Saturday, May 30, 2009

Poetry Redux

On a recent morning, I was listening to NPR, a piece from Planet Money on Recession Haiku.

My nine-year-old says to me, after listening to the poems, "Those aren't haikus. Those are sen-ree-yus." (Spelling: senryu.)
"What?" I say.
"Haikus are about nature. Senryus are like haikus, only not about nature."
(OK, it is slightly more complicated that that, but just slightly.)
"Do you think I should let NPR know?" I say.

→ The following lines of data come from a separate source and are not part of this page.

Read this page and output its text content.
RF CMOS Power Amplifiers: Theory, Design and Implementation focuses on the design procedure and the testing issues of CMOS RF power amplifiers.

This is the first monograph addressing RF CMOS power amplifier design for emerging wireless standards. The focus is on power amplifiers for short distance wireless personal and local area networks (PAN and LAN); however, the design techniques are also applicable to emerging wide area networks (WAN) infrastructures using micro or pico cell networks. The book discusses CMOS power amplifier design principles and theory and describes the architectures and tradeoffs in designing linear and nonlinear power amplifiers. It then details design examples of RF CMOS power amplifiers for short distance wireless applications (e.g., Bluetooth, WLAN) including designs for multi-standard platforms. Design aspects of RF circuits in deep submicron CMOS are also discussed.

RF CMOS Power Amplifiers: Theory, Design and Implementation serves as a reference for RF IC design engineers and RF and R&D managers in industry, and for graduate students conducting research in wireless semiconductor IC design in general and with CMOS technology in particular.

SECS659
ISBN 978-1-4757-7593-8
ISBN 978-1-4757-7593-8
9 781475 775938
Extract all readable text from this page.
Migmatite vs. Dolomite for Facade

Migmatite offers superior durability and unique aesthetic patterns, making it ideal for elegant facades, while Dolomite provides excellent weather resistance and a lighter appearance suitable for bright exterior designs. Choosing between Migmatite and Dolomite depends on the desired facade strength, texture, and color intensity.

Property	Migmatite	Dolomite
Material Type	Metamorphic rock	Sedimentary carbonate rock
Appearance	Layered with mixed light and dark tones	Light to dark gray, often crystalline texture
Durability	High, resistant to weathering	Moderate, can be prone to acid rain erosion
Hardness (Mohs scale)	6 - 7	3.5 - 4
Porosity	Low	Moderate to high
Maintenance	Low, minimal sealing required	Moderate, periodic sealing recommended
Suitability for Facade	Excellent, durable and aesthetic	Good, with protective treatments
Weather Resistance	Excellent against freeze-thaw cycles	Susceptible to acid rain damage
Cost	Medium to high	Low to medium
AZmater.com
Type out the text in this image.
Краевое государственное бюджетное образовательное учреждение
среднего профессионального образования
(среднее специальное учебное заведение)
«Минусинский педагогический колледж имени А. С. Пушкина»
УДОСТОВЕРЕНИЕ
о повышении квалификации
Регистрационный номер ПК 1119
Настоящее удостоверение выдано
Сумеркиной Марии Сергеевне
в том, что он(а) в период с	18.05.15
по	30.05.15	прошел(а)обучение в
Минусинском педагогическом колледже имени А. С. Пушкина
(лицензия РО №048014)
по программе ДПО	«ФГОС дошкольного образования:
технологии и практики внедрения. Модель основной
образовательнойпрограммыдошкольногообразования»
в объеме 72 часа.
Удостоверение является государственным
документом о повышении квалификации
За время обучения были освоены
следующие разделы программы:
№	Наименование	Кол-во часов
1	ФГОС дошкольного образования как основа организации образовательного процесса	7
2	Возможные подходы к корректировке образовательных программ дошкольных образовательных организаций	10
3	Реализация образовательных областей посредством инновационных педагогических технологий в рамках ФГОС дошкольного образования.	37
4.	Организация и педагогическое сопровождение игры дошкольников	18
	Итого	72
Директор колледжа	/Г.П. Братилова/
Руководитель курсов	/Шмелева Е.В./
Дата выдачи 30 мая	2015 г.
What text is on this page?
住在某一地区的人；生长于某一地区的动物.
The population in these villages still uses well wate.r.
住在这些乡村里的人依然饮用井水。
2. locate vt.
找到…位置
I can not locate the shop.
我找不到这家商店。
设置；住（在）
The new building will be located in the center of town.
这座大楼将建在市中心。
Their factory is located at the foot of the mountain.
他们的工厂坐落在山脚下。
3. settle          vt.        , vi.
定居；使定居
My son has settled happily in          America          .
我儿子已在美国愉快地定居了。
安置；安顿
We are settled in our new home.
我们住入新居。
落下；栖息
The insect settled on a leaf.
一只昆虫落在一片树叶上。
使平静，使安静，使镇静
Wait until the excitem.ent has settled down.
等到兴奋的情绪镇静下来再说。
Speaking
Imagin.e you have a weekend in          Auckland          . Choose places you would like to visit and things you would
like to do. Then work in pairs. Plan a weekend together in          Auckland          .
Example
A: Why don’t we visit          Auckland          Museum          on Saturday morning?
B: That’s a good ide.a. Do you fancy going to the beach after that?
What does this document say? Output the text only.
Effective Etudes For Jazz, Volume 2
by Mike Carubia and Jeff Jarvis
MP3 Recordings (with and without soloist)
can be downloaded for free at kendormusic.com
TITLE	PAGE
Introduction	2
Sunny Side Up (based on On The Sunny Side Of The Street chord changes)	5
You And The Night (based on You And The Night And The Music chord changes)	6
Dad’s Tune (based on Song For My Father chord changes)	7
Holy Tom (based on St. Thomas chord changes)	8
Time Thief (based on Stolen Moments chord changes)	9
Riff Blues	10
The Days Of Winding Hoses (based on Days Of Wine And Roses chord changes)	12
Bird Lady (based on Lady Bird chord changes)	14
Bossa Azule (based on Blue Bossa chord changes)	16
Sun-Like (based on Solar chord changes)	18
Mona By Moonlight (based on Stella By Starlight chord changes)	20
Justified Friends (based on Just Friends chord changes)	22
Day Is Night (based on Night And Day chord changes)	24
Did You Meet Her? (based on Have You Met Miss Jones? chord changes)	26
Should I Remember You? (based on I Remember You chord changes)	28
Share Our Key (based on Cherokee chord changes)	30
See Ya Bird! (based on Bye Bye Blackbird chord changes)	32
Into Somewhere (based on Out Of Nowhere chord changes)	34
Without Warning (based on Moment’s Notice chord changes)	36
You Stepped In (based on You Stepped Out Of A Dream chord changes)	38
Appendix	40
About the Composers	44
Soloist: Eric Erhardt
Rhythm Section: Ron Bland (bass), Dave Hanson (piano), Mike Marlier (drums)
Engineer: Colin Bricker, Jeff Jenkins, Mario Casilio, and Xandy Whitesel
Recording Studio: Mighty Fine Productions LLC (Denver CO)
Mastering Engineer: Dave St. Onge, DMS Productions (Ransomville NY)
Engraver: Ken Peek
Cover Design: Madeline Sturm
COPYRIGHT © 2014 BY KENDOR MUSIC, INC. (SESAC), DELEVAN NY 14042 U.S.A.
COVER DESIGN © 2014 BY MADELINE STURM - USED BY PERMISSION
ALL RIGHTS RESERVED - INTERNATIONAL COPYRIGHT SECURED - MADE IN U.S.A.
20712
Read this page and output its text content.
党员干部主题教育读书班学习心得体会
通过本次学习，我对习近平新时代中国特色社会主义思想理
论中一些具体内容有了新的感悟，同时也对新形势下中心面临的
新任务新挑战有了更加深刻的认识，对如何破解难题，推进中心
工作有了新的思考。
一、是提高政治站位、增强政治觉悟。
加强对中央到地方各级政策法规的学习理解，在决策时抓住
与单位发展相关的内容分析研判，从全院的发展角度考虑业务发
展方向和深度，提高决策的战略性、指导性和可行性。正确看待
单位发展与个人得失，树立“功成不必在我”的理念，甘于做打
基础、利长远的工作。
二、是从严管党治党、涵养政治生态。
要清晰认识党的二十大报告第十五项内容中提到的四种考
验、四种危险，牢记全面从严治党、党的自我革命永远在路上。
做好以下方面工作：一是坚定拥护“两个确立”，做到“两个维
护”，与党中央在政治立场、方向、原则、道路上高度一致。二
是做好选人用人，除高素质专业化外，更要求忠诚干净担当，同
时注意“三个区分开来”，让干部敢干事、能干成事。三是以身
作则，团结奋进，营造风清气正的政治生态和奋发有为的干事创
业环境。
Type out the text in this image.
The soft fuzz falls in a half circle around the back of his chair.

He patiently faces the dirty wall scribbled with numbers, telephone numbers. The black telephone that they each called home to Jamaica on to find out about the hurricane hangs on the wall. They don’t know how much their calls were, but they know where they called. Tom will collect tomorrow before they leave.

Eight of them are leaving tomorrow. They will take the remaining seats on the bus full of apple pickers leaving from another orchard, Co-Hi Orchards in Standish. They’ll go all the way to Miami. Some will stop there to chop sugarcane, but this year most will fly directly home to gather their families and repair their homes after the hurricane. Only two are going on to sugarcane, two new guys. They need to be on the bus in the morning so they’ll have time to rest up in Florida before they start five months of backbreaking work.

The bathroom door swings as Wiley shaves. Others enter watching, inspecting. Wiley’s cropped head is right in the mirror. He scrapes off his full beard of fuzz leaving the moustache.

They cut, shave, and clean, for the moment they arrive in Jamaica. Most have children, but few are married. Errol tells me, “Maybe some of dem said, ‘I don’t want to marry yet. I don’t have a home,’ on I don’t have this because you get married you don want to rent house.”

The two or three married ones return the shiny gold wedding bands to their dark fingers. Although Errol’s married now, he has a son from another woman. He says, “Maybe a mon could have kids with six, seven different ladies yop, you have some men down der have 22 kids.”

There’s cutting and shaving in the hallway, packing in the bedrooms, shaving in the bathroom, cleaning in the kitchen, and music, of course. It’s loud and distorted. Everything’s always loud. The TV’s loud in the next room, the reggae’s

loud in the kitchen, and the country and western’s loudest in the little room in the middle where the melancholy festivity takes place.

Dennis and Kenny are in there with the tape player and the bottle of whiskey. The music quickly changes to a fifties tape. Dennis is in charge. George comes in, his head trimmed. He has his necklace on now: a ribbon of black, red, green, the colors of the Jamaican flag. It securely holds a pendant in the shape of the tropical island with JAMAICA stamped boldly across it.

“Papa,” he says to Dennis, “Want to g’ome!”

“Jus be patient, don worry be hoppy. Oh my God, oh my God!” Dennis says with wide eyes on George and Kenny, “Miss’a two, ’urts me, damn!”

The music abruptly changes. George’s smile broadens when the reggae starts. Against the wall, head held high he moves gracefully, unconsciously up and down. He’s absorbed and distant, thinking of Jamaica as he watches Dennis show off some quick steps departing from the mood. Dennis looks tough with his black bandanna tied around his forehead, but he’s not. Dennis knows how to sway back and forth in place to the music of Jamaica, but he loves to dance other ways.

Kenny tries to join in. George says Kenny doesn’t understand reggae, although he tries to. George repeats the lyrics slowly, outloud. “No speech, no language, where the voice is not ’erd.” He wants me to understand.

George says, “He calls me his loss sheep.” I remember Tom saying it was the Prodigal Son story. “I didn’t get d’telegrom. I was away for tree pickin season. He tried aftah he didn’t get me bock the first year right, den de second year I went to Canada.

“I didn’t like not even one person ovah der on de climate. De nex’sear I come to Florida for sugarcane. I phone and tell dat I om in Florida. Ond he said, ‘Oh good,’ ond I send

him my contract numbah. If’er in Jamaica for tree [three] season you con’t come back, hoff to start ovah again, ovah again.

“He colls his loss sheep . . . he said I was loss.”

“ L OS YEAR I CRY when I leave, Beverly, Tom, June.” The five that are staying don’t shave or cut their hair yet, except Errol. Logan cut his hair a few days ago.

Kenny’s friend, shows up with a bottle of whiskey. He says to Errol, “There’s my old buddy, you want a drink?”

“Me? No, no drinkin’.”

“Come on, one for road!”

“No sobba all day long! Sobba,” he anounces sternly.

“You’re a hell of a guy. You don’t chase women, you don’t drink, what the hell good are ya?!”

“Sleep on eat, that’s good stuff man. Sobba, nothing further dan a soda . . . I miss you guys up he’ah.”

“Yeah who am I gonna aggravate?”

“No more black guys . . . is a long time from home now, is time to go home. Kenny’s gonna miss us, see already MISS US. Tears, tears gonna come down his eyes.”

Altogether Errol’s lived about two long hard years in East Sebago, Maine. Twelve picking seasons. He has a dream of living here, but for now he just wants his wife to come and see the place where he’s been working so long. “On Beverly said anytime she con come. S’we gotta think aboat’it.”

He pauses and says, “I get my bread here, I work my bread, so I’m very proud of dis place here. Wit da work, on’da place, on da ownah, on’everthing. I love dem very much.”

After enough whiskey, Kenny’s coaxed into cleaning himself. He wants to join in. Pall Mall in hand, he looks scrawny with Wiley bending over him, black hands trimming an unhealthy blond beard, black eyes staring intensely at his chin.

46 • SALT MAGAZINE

I'm not telling you this to boast about my smart child (although of course I think that all my children are above average:). I'm praising the smart teaching that taught him this. And did I mention that that poetry unit was taught by a parent who loves poetry?

1 comment:

  1. You have a cool kid, end of story! But his or her idea that haiku have to deal with Nature capital N, and literally, is a bit outdated. In English language haiku, by about 100 years, and, in Japanese, by some 350 years. Matsuo Basho himself wrote haiku about the economy; Richard Wright wrote haiku about insects, beauty, house pets, economic activity, nearly everything. Haiku, most people figure, doesn't and shouldn't discriminate by subject matter.

    As for the "senryu" point, that's right on the money: a successful senryu turns on its use of irony and/or sarcasm, and many of the NPR recession haiku seem to fit that description.